312 海賊がモデルだったロビンソン・クルーソー

 イギリスの作家デフォーの小説「ロビンソン・クルーソーの生涯と冒険」(1719)は、航海の途中で遭難し、絶海の孤島で27年余りの年月を過ごした主人公の冒険物語だが、この小説には、実在のモデルがいたといわれる。
 その人物はイギリスの私掠船「シンク・ポーツ」の水先人だったアレクサンダー・セルカーク。私掠船とは、国王の特許状を得てスペイン船を襲い掠奪を行った一種の海賊船で、彼は船内での権力抗争に巻き込まれ、1703年9月に南太平洋のファン・フェルナンデス島という無人島に置き去りにされてしまう。
 彼に残されたのはわずかな私物と銃と少量の弾薬のみ。しかし島には海亀やエビや以前この島に住んでいたスペイン人が残した山羊がおり、彼らが植えた蕪も群生していた。
 セルカークはこれらを食料にし、ヤギの皮をなめして衣服にし、木を摩擦して火をおこす方法を考案するなどして5年間生き延びる。そして1709年1月、偶然立ち寄った英国の私掠船の乗組員に発見され、救出されたのだった。
 当時、セルカークのように、ある種の刑罰として孤島に置き去りにされた船乗りのことを「マルーン」と呼んだ。

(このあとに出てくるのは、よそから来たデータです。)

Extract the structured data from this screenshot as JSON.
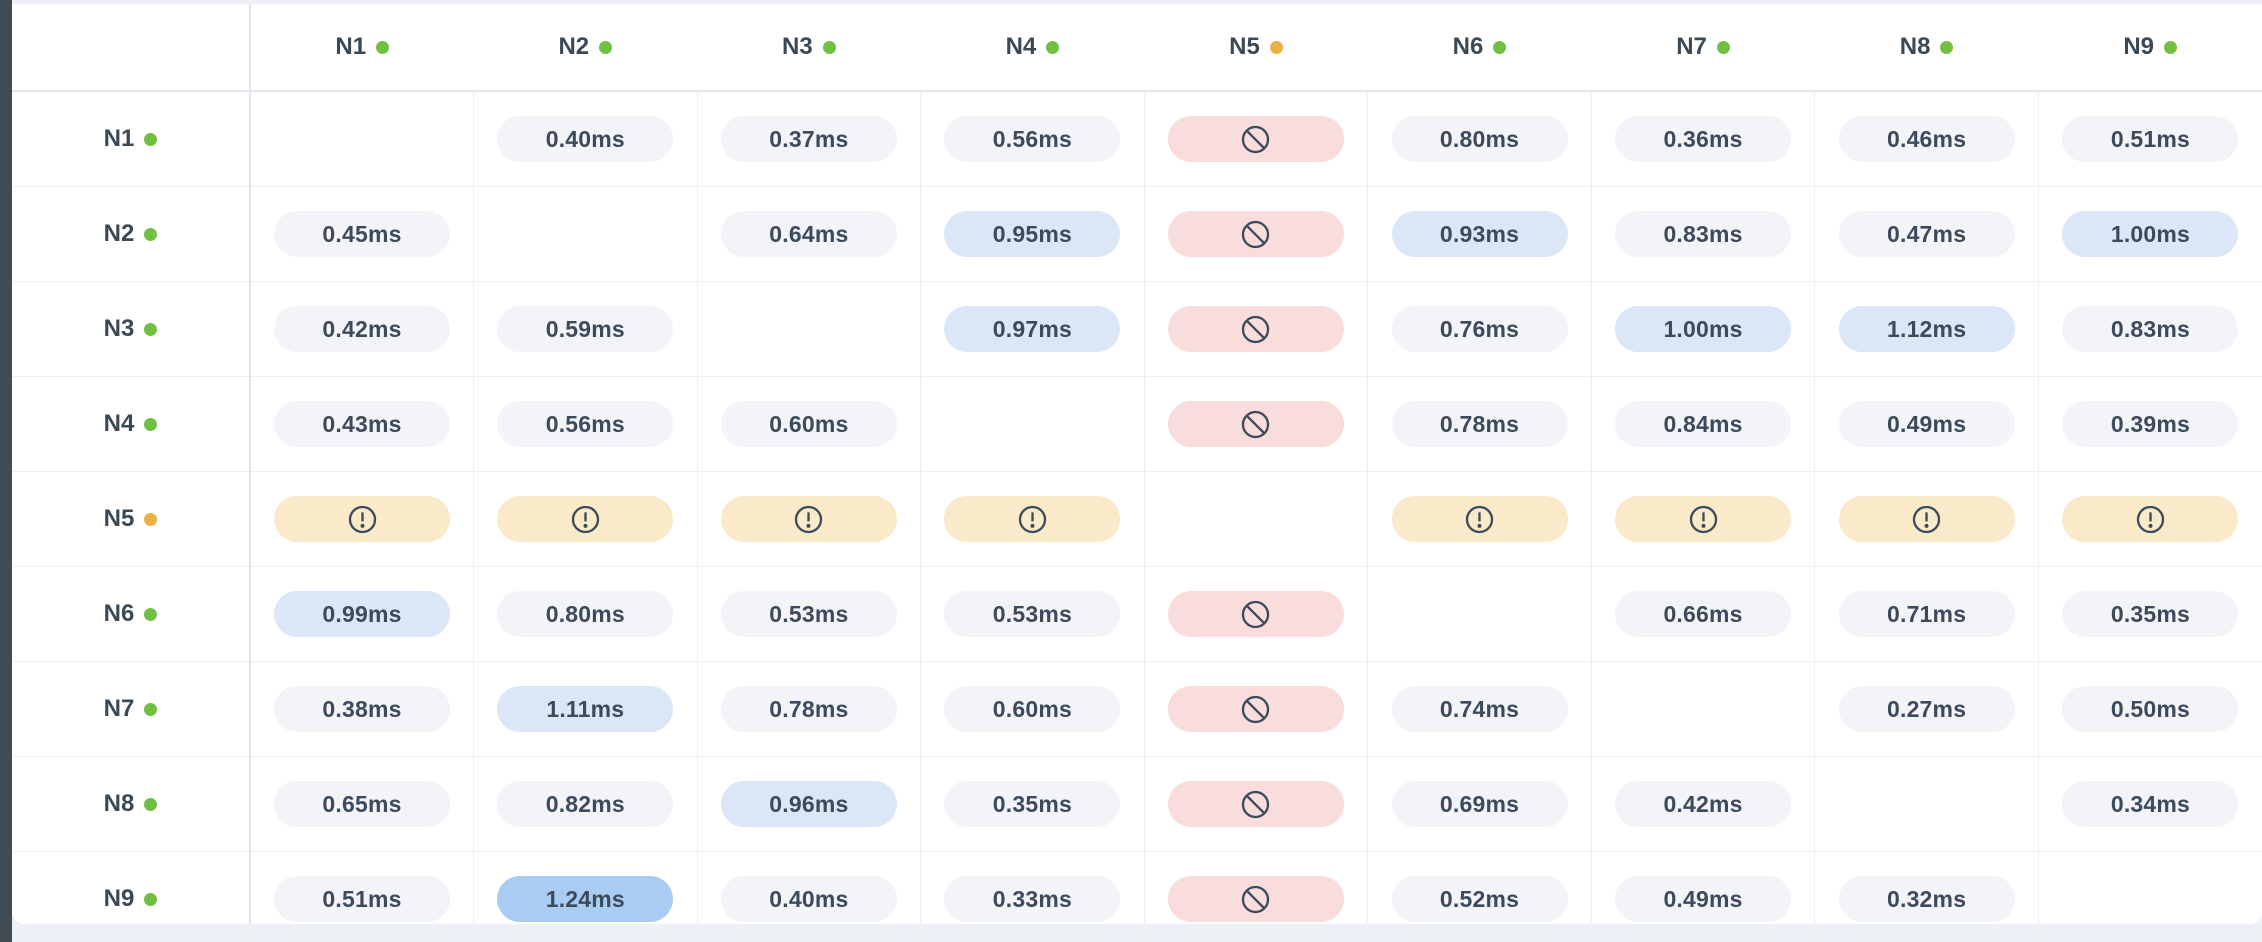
{
  "colors": {
    "status": {
      "online": "#70c043",
      "warning": "#ecb144"
    },
    "pill_gray_bg": "#f2f4f8",
    "pill_blue_bg": "#dbe7f6",
    "pill_blue_strong_bg": "#a9cdf2",
    "pill_pink_bg": "#f9dcdc",
    "pill_amber_bg": "#faeaca",
    "text": "#3d4a5c"
  },
  "thresholds": {
    "blue_from_ms": 0.93,
    "strong_blue_from_ms": 1.2
  },
  "table": {
    "corner_label": "",
    "columns": [
      {
        "id": "N1",
        "status": "online"
      },
      {
        "id": "N2",
        "status": "online"
      },
      {
        "id": "N3",
        "status": "online"
      },
      {
        "id": "N4",
        "status": "online"
      },
      {
        "id": "N5",
        "status": "warning"
      },
      {
        "id": "N6",
        "status": "online"
      },
      {
        "id": "N7",
        "status": "online"
      },
      {
        "id": "N8",
        "status": "online"
      },
      {
        "id": "N9",
        "status": "online"
      }
    ],
    "rows": [
      {
        "id": "N1",
        "status": "online",
        "cells": [
          {
            "type": "self"
          },
          {
            "type": "value",
            "ms": 0.4,
            "label": "0.40ms"
          },
          {
            "type": "value",
            "ms": 0.37,
            "label": "0.37ms"
          },
          {
            "type": "value",
            "ms": 0.56,
            "label": "0.56ms"
          },
          {
            "type": "blocked"
          },
          {
            "type": "value",
            "ms": 0.8,
            "label": "0.80ms"
          },
          {
            "type": "value",
            "ms": 0.36,
            "label": "0.36ms"
          },
          {
            "type": "value",
            "ms": 0.46,
            "label": "0.46ms"
          },
          {
            "type": "value",
            "ms": 0.51,
            "label": "0.51ms"
          }
        ]
      },
      {
        "id": "N2",
        "status": "online",
        "cells": [
          {
            "type": "value",
            "ms": 0.45,
            "label": "0.45ms"
          },
          {
            "type": "self"
          },
          {
            "type": "value",
            "ms": 0.64,
            "label": "0.64ms"
          },
          {
            "type": "value",
            "ms": 0.95,
            "label": "0.95ms"
          },
          {
            "type": "blocked"
          },
          {
            "type": "value",
            "ms": 0.93,
            "label": "0.93ms"
          },
          {
            "type": "value",
            "ms": 0.83,
            "label": "0.83ms"
          },
          {
            "type": "value",
            "ms": 0.47,
            "label": "0.47ms"
          },
          {
            "type": "value",
            "ms": 1.0,
            "label": "1.00ms"
          }
        ]
      },
      {
        "id": "N3",
        "status": "online",
        "cells": [
          {
            "type": "value",
            "ms": 0.42,
            "label": "0.42ms"
          },
          {
            "type": "value",
            "ms": 0.59,
            "label": "0.59ms"
          },
          {
            "type": "self"
          },
          {
            "type": "value",
            "ms": 0.97,
            "label": "0.97ms"
          },
          {
            "type": "blocked"
          },
          {
            "type": "value",
            "ms": 0.76,
            "label": "0.76ms"
          },
          {
            "type": "value",
            "ms": 1.0,
            "label": "1.00ms"
          },
          {
            "type": "value",
            "ms": 1.12,
            "label": "1.12ms"
          },
          {
            "type": "value",
            "ms": 0.83,
            "label": "0.83ms"
          }
        ]
      },
      {
        "id": "N4",
        "status": "online",
        "cells": [
          {
            "type": "value",
            "ms": 0.43,
            "label": "0.43ms"
          },
          {
            "type": "value",
            "ms": 0.56,
            "label": "0.56ms"
          },
          {
            "type": "value",
            "ms": 0.6,
            "label": "0.60ms"
          },
          {
            "type": "self"
          },
          {
            "type": "blocked"
          },
          {
            "type": "value",
            "ms": 0.78,
            "label": "0.78ms"
          },
          {
            "type": "value",
            "ms": 0.84,
            "label": "0.84ms"
          },
          {
            "type": "value",
            "ms": 0.49,
            "label": "0.49ms"
          },
          {
            "type": "value",
            "ms": 0.39,
            "label": "0.39ms"
          }
        ]
      },
      {
        "id": "N5",
        "status": "warning",
        "cells": [
          {
            "type": "warning"
          },
          {
            "type": "warning"
          },
          {
            "type": "warning"
          },
          {
            "type": "warning"
          },
          {
            "type": "self"
          },
          {
            "type": "warning"
          },
          {
            "type": "warning"
          },
          {
            "type": "warning"
          },
          {
            "type": "warning"
          }
        ]
      },
      {
        "id": "N6",
        "status": "online",
        "cells": [
          {
            "type": "value",
            "ms": 0.99,
            "label": "0.99ms"
          },
          {
            "type": "value",
            "ms": 0.8,
            "label": "0.80ms"
          },
          {
            "type": "value",
            "ms": 0.53,
            "label": "0.53ms"
          },
          {
            "type": "value",
            "ms": 0.53,
            "label": "0.53ms"
          },
          {
            "type": "blocked"
          },
          {
            "type": "self"
          },
          {
            "type": "value",
            "ms": 0.66,
            "label": "0.66ms"
          },
          {
            "type": "value",
            "ms": 0.71,
            "label": "0.71ms"
          },
          {
            "type": "value",
            "ms": 0.35,
            "label": "0.35ms"
          }
        ]
      },
      {
        "id": "N7",
        "status": "online",
        "cells": [
          {
            "type": "value",
            "ms": 0.38,
            "label": "0.38ms"
          },
          {
            "type": "value",
            "ms": 1.11,
            "label": "1.11ms"
          },
          {
            "type": "value",
            "ms": 0.78,
            "label": "0.78ms"
          },
          {
            "type": "value",
            "ms": 0.6,
            "label": "0.60ms"
          },
          {
            "type": "blocked"
          },
          {
            "type": "value",
            "ms": 0.74,
            "label": "0.74ms"
          },
          {
            "type": "self"
          },
          {
            "type": "value",
            "ms": 0.27,
            "label": "0.27ms"
          },
          {
            "type": "value",
            "ms": 0.5,
            "label": "0.50ms"
          }
        ]
      },
      {
        "id": "N8",
        "status": "online",
        "cells": [
          {
            "type": "value",
            "ms": 0.65,
            "label": "0.65ms"
          },
          {
            "type": "value",
            "ms": 0.82,
            "label": "0.82ms"
          },
          {
            "type": "value",
            "ms": 0.96,
            "label": "0.96ms"
          },
          {
            "type": "value",
            "ms": 0.35,
            "label": "0.35ms"
          },
          {
            "type": "blocked"
          },
          {
            "type": "value",
            "ms": 0.69,
            "label": "0.69ms"
          },
          {
            "type": "value",
            "ms": 0.42,
            "label": "0.42ms"
          },
          {
            "type": "self"
          },
          {
            "type": "value",
            "ms": 0.34,
            "label": "0.34ms"
          }
        ]
      },
      {
        "id": "N9",
        "status": "online",
        "cells": [
          {
            "type": "value",
            "ms": 0.51,
            "label": "0.51ms"
          },
          {
            "type": "value",
            "ms": 1.24,
            "label": "1.24ms"
          },
          {
            "type": "value",
            "ms": 0.4,
            "label": "0.40ms"
          },
          {
            "type": "value",
            "ms": 0.33,
            "label": "0.33ms"
          },
          {
            "type": "blocked"
          },
          {
            "type": "value",
            "ms": 0.52,
            "label": "0.52ms"
          },
          {
            "type": "value",
            "ms": 0.49,
            "label": "0.49ms"
          },
          {
            "type": "value",
            "ms": 0.32,
            "label": "0.32ms"
          },
          {
            "type": "self"
          }
        ]
      }
    ]
  }
}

 その多くは餓死したり原住民に殺されたりしたが、孤独と苦難に耐え、強靭な意志によって生還したセルカークの冒険譚は本国の英国でも話題になったのだろう。そこに作家の想像力がさらに豊かな肉付けを与えて誕生したのが、勇気と忍耐と信仰心に溢れるヒーロー「ロビンソン・クルーソー」だった。
 海賊船の乗組員だったセルカークがクルーソーのような高潔な人物だったとは考えにくいが、デフォーが創り出した魅力的なキャラクターは多くの人の感動を呼び、作品は今も児童文学の古典として世界中で読み継がれている。